Some students face additional punishments, but those are confidential under Yale and federal privacy laws. Yale College Dean Mary Miller said it is unusual to announce the committee's findings, but because the incident made a huge stir on the campus and attracted national attention, she sent a statement to all students and faculty of the college. The university itself is under federal investigation after a student complaint under Title IX of the Education Amendments of 1972, which prohibits discrimination on the basis of sex, alleged a sexually hostile climate on campus.
The National Collegiate Athletic Association announced Tuesday that 909 teams have earned “public recognition awards” for their academic performance.

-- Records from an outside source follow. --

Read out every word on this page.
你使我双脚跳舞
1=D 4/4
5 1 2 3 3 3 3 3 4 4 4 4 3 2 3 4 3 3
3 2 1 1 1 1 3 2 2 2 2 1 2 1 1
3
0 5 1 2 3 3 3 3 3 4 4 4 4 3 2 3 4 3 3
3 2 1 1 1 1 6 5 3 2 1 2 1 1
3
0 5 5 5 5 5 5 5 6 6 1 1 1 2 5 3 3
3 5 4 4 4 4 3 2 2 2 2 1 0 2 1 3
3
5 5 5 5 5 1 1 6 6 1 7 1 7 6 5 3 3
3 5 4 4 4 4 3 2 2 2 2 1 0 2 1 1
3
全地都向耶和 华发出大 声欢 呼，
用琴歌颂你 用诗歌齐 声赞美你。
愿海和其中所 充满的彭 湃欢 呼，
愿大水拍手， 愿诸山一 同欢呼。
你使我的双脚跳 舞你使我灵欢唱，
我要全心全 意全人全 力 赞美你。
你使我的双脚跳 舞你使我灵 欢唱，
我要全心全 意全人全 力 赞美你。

These awards are given annually to teams that score in the top 10 percent in each sport using the Academic Progress Rate, an NCAA-developed score that shows how a team's athletes are faring with regard to academic eligibility to play and progress toward graduation. For the sixth year in a row, Yale University had the most teams recognized, with 23. By conference, the Ivy League had the highest number of teams honored, with 135. The next highest was the Patriot League, with 82. Four national champions from the 2009-10 season received “public recognition awards” for their academic performance: Duke University men’s basketball, Fairleigh Dickinson University women’s bowling, University of Michigan men’s gymnastics, and University of Denver women’s skiing. Full APR scores for all teams will be released May 24. Punishments for those teams with low scores will also be announced that day.
The University of Texas Board of Regents, facing a backlash from faculty members and others over its recent suggestions about research and faculty priorities, has pledged not to try to micromanage the system. But The Austin American-Statesman reported that even as such pledges were being made, one regent was sending off requests for individual faculty members' workloads, grade averages for each undergraduate course and student evaluations of instructors. The e-mails suggest a continued focus on metrics suggested for higher education by a think tank with close ties to Republican leaders in the state.
Major expansion plans for public higher education are relatively rare in these frugal times, but Connecticut Governor Dannel P. Malloy on Tuesday proposed an $864 million expansion plan for the University of Connecticut Health Center, The Hartford Courant reported. The plan -- which would rely on a mix of bonds, private fund raising and other revenue sources -- would expand the enrollments of the university's medical and dental schools, add faculty slots, and create additional facilities. The governor stressed the job-creation aspects of the plan -- both the construction jobs in the short term and biomedical jobs in the long term.